Il semblait que Louis XVI était de plus en plus isolé au milieu de son peuple. Et cependant il était au moment même l’objet des sollicitations secrètes et opposées des Feuillants et des Girondins, qui, les uns par la persuasion, les autres par les menaces, s’efforçaient d’en faire l’instrument de leurs politiques opposées.

Quelques jours avant la Fédération, Lafayette avait chargé Adrien Duport d’être son intermédiaire auprès du ministre Terrier pour qu’il soumit au roi un plan de fuite. Le plan devait s’exécuter primitivement le 12 juillet. Mais la date fut reculée au 15, parce que le roi voulut assister à la Fédération. Lally-Tollendal fit savoir au roi, le 9 juillet, que Lafayette s’était entendu avec Luckner : « Ils proposent que Sa Majesté sorte publiquement de la ville entre eux deux, en l’écrivant à l’Assemblée nationale, en lui annonçant qu’elle ne dépassera par la ligne constitutionnelle et qu’elle se rend à Compiègne. Sa Majesté et toute sa famille seront dans une seule voiture. Il est aisé de trouver 100 bons cavaliers qui l’escorteront. Les Suisses au besoin et une partie de la garde nationale protégeront le départ…

M. de Lafayette, toutes ses places garnies, ainsi que son camp de retraite, a de disponible pour cet objet dans son armée 10 escadrons et l’artillerie à cheval. Deux marches forcées peuvent amener toute cette division à Compiègne. Si, contre toute vraisemblance, Sa Majesté ne pouvait sortir de la ville, les lois étant évidemment violées, les deux généraux marcheraient sur la capitale avec une armée. Les suites de ce projet se montrent d’elles-mêmes : la paix avec toute l’Europe par la médiation du roi, le roi rétabli dans tout son pouvoir légal, une longue et nécessaire extension de ses prérogatives sacrées… » Pour décider le roi, Lafayette lui remontra, dans une lettre du 8 juillet, qu’en restant à Paris, lui et sa famille seraient à la merci des factieux et qu’à la première défaite qu’il considérait comme certaine, les factieux s’empareraient de leurs personnes pour les emmener dans le Midi.

Comme d’habitude, Louis XVI en référa à sa femme qui fit échouer le projet, sur lequel elle consulta Fersen, qui ne cessait de lui recommander de ne pas sortir de Paris, surtout sous l’égide de Lafayette. Louis XVI répondit à celui-ci, en manière d’excuse, que le plan était impraticable. S’il s’enfuyait du côté du Nord, il aurait l’air d’aller au-devant des Autrichiens !

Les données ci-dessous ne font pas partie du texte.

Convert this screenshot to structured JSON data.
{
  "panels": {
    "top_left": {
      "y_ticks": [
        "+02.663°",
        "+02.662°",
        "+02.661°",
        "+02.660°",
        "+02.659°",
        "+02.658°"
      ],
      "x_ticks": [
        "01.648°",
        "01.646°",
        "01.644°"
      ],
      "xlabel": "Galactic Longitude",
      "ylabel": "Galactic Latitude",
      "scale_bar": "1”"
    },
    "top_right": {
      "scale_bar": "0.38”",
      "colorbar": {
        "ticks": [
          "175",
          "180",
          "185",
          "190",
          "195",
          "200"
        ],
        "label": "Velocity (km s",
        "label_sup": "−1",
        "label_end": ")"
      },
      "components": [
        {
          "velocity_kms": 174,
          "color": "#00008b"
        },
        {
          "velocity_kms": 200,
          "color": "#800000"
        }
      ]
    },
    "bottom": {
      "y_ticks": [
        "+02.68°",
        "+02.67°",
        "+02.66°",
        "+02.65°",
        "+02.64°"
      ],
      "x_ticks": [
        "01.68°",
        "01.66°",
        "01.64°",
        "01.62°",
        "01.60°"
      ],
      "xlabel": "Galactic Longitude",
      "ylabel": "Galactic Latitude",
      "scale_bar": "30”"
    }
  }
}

Lafayette ne vint donc pas à Paris. Luckner y parut seul, le jour même de la Fédération, aux côtés du roi. Mais le vieux reître fut imprudent. Dans une conversation chez l’évêque Gobel, il parla trop. Il fit allusion à la proposition que Lafayette lui avait faite de conduire son armée sur Paris. Ses paroles furent recueillies par plusieurs députés girondins et donnèrent lieu à de vifs incidents dans l’Assemblée. Luckner démentit les propos que les députés disaient avoir entendus de ses lèvres, mais son démenti ne parut pas convaincant et il devint suspect à beaucoup de patriotes qui jusque-là l’avaient porté aux nues. Quant à Lafayette, il s’efforça de nouveau de négocier un armistice avec l’Autriche par l’intermédiaire de Mercy-Argenteau, auquel il adressa un agent secret, Masson de Saint-Amand, sans plus de succès d’ailleurs qu’à sa première tentative. L’Autriche ne voulait traiter qu’avec Louis XVI.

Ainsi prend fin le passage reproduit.